State Rep. Mary Dye joins Congressman Dan Newhouse to voice concerns on dams

Recently, Rep. Mary Dye, R-Pomeroy joined U.S. Rep. Dan Newhouse, R-Sunnyside, and key stakeholders who oppose judicial orders to spill more water over regional dams.

The meeting came as the Ninth U.S. Circuit Court of Appeals rejected an appeal to counter the decree, issued by U.S. District judge Michael Simon in Portland last spring.  Simon mandated the release of increased amounts of water over the Columbia and Snake River dams from April to mid-June.

Dye, who spent part of the day touring the Lower Granite Dam, which spans the Snake River and connects Whitman and Garfield counties, expressed concerns that a single judge is making rulings that affect the availability of inexpensive electricity, a burden that eventually would be borne by Northwest ratepayers.

“It is imperative that all biological data be examined prior to making decisions that create such significant impacts,” said Dye.  “There are questions whether this forced spill of additional water will help the fish.  It is possible that it could do more harm than good.  We must look at all of the science available before making such far-reaching decisions.”

The spill has the potential to affect river transportation, flood control and irrigation systems, according to information from Newhouse’s staff.

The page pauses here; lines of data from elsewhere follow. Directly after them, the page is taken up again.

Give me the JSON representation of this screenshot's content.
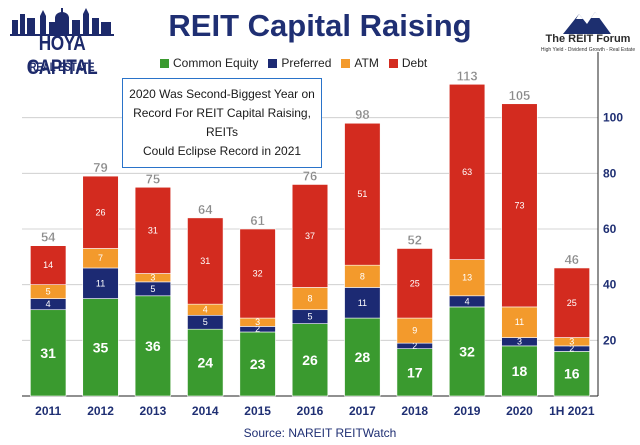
{
  "brand": {
    "line1": "HOYA CAPITAL",
    "line2": "REAL ESTATE"
  },
  "forum": {
    "name": "The REIT Forum",
    "tagline": "High Yield - Dividend Growth - Real Estate"
  },
  "annotation": {
    "lines": [
      "2020 Was Second-Biggest Year on",
      "Record For REIT Capital Raising, REITs",
      "Could Eclipse Record in 2021"
    ]
  },
  "source": "Source: NAREIT REITWatch",
  "colors": {
    "common_equity": "#3a9a2f",
    "preferred": "#1c2a73",
    "atm": "#f39a2c",
    "debt": "#d32b1f",
    "total_label": "#8a8a8a",
    "axis_text": "#1f2f73"
  },
  "chart_data": {
    "type": "bar",
    "stacked": true,
    "title": "REIT Capital Raising",
    "xlabel": "",
    "ylabel": "",
    "ylim": [
      0,
      120
    ],
    "yticks": [
      20,
      40,
      60,
      80,
      100
    ],
    "grid": true,
    "legend_position": "top",
    "categories": [
      "2011",
      "2012",
      "2013",
      "2014",
      "2015",
      "2016",
      "2017",
      "2018",
      "2019",
      "2020",
      "1H 2021"
    ],
    "series": [
      {
        "name": "Common Equity",
        "color": "#3a9a2f",
        "values": [
          31,
          35,
          36,
          24,
          23,
          26,
          28,
          17,
          32,
          18,
          16
        ]
      },
      {
        "name": "Preferred",
        "color": "#1c2a73",
        "values": [
          4,
          11,
          5,
          5,
          2,
          5,
          11,
          2,
          4,
          3,
          2
        ]
      },
      {
        "name": "ATM",
        "color": "#f39a2c",
        "values": [
          5,
          7,
          3,
          4,
          3,
          8,
          8,
          9,
          13,
          11,
          3
        ]
      },
      {
        "name": "Debt",
        "color": "#d32b1f",
        "values": [
          14,
          26,
          31,
          31,
          32,
          37,
          51,
          25,
          63,
          73,
          25
        ]
      }
    ],
    "totals": [
      54,
      79,
      75,
      64,
      61,
      76,
      98,
      52,
      113,
      105,
      46
    ]
  }
}
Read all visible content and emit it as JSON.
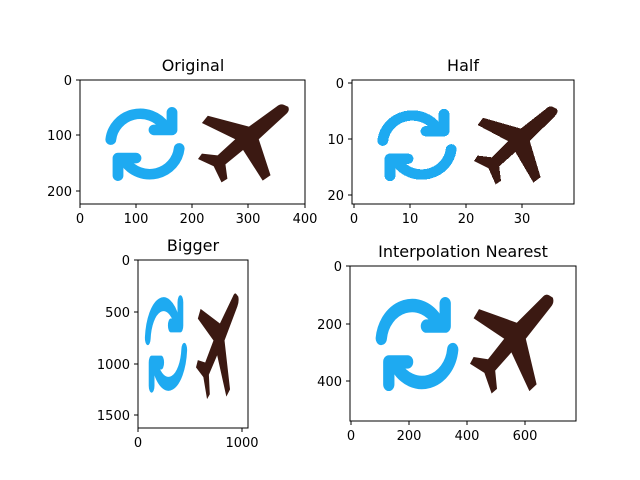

Newhouse announced during the meeting news of federal legislation sponsored by Congresswoman Cathy McMorris Rodgers that would require the Bureau of Reclamation, the Bonneville Power Administration, and the U.S. Army Corps of Engineers to operate the Federal Columbia River Power System (FCRPS) in a manner consistent with the endangered species act. He is confident this legislation will be adopted.

Dye recognizes ongoing investments in fish passage improvements to the Snake River dams.  At the same time, she expresses frustration that many people don’t acknowledge the benefits of these structures to overall fish survival. “Even now,” she said, “we continue to see key misunderstandings of the crucial ways that these dams benefit our environment, communities and our economy.”

The spring spill over the lower Snake River dams started Tuesday.  The spring spill over the lower Columbia River dams starts April 10.